Tahun 2016 adalah
tahun pancaroba, cuaca ekonomi dunia tidak menentu, harga minyak naik-turun,
nilai tukar dolar terhadap mata uang asing naik-turun, harga komoditas beberapa
naik namun sebagian besar turun. Namun pada saat yang sama utang perusahaan global
meningkat. Utang negara-negara juga meningkat. Bunga utang juga meningkat.
"Situasi
pancaroba pada tahun 2016 akan berubah menjadi paceklik pada tahun 2017,”

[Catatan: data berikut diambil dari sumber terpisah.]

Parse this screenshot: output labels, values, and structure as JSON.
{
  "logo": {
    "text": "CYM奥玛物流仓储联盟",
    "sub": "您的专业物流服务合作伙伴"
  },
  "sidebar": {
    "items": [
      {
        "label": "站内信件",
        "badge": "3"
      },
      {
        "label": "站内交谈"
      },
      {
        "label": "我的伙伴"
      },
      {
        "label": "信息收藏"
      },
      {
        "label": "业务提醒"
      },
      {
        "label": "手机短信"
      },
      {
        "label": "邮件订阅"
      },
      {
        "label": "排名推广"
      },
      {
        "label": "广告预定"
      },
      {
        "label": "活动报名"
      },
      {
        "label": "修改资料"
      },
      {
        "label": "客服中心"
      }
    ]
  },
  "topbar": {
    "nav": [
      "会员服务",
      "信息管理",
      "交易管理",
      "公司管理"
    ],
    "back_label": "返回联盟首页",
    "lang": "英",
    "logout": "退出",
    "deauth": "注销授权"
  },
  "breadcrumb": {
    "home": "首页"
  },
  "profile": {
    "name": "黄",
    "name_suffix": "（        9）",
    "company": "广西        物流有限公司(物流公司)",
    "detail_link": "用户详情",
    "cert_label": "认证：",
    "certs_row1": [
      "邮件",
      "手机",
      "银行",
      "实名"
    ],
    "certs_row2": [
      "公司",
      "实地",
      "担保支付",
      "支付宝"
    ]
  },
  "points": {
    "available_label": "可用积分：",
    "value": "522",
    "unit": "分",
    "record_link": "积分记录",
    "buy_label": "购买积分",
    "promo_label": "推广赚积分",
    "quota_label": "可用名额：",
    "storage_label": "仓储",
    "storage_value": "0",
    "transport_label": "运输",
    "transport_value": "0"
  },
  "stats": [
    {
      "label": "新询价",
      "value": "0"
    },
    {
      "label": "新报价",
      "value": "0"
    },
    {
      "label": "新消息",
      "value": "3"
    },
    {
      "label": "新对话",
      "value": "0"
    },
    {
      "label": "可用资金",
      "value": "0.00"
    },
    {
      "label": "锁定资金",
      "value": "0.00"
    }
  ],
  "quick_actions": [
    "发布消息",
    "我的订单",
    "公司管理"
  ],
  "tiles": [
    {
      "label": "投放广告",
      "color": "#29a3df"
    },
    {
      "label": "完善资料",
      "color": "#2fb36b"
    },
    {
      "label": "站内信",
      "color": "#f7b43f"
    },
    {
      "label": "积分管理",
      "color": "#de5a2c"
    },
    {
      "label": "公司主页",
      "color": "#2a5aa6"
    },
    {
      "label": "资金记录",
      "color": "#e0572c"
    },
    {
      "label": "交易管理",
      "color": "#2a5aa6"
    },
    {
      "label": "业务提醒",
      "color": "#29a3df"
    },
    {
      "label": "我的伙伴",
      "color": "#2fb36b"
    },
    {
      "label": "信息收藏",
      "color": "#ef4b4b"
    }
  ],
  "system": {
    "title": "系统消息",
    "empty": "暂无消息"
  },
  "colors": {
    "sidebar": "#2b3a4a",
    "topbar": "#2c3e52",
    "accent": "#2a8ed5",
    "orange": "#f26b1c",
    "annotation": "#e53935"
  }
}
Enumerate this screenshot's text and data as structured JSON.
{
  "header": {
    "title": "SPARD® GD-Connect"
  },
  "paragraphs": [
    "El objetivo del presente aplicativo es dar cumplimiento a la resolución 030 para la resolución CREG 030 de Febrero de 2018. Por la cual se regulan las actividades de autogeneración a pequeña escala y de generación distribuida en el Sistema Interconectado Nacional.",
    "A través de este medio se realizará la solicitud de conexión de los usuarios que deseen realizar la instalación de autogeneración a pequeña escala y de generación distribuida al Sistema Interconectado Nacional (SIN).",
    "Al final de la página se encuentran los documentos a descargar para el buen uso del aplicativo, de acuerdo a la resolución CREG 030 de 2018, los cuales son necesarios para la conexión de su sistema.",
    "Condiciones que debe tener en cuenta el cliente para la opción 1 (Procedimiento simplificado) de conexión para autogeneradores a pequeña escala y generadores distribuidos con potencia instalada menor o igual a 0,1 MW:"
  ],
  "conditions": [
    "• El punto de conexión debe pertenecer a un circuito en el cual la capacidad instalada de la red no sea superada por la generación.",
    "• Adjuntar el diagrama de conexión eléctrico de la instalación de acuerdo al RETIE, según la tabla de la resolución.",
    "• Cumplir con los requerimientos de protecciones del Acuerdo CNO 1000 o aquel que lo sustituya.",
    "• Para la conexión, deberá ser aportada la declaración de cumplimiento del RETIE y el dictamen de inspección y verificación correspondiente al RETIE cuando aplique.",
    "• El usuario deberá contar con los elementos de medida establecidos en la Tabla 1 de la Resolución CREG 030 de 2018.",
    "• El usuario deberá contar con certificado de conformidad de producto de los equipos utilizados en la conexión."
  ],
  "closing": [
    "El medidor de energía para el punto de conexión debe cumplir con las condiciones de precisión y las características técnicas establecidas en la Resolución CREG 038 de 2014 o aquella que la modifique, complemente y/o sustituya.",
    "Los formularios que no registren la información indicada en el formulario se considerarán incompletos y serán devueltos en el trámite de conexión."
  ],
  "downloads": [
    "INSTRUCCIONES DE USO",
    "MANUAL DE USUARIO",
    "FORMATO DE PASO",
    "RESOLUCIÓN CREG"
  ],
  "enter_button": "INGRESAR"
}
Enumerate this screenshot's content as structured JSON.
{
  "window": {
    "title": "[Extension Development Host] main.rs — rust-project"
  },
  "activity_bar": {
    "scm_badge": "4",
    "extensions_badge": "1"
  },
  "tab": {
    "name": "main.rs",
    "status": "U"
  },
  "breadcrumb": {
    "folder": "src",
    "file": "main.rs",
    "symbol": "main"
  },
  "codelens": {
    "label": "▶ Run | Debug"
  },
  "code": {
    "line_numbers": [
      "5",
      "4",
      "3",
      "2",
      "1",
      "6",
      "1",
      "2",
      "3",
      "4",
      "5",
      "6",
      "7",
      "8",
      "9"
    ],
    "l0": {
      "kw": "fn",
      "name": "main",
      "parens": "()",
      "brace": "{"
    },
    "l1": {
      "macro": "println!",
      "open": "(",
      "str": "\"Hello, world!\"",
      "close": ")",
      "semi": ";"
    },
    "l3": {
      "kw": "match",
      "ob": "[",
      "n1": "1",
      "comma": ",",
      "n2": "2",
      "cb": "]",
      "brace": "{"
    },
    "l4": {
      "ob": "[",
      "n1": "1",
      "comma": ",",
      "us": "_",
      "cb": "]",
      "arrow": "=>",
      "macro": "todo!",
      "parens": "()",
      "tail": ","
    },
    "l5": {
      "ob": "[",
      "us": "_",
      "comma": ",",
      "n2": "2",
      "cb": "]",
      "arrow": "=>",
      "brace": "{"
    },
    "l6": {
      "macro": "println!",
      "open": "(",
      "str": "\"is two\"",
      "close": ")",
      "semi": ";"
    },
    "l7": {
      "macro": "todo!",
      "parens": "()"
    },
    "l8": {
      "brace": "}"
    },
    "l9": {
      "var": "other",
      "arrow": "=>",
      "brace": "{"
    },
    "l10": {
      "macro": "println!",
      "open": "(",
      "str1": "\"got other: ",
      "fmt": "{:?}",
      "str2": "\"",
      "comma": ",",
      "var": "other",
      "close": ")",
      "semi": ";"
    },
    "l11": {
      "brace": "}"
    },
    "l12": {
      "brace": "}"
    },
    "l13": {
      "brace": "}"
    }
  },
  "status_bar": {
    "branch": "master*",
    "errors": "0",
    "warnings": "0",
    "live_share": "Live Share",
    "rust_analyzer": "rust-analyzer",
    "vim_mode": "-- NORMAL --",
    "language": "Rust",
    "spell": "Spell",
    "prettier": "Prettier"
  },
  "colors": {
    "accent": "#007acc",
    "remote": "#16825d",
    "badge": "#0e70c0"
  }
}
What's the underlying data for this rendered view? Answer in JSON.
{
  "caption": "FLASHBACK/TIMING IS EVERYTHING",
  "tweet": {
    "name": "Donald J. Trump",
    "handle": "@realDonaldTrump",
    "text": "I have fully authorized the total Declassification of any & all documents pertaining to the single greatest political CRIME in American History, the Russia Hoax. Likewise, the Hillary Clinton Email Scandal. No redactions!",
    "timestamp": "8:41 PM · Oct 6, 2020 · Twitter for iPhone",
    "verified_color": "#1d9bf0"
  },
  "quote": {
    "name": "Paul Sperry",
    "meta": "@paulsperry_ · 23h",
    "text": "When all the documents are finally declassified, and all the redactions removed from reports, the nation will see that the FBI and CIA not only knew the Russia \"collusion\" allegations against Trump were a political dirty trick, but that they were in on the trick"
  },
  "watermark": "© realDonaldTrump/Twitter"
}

ungkap pengamat ekonomi dan politik Salamuddin Daeng kepada Media Umat, Ahad
(1/1/2017).
Menghadapi situasi ini
beberapa negara telah melakukan langkah radikal dengan mengevaluasi secara
mendasar kebijakan ekonominya. Inggris -sebagai sebuah kekuatan ekonomi dunia
yang paling berpengaruh- telah melakukan langkah kontroversial yakni keluar dari
Brexit.
”Ini berarti Inggris
sudah tidak lagi terikat kesepakatan perdagangan bebas dengan Uni Eropa dan
tidak ikut terlibat menanggung risiko krisis yang akan dihadapi EU,” ungkapnya.
Sementara Amerika
Serikat sebagai kekuatan ekonomi paling besar di dunia telah memilih Donald
Trump sebagai presiden yang akan membawa negara tersebut dalam kebijakan yang
proteksionisme.
“Donald Trump dalam
berbagai pernyataannya menyatakakan akan melakukan tindakan balasan terhadap
Cina dengan memberi tarif yang tinggi bagi perdagangan Cina di AS dan akan
menarik perusahaan-perusahaan yang menggunakan fasilitas perbankkan AS kembali
ke AS," ungkapnya.
Ekonomi Cina terus
mengalami kemorosotan yang besar, dan terus berlanjut dari pertumbuhan double digit menjadi hanya satu digit.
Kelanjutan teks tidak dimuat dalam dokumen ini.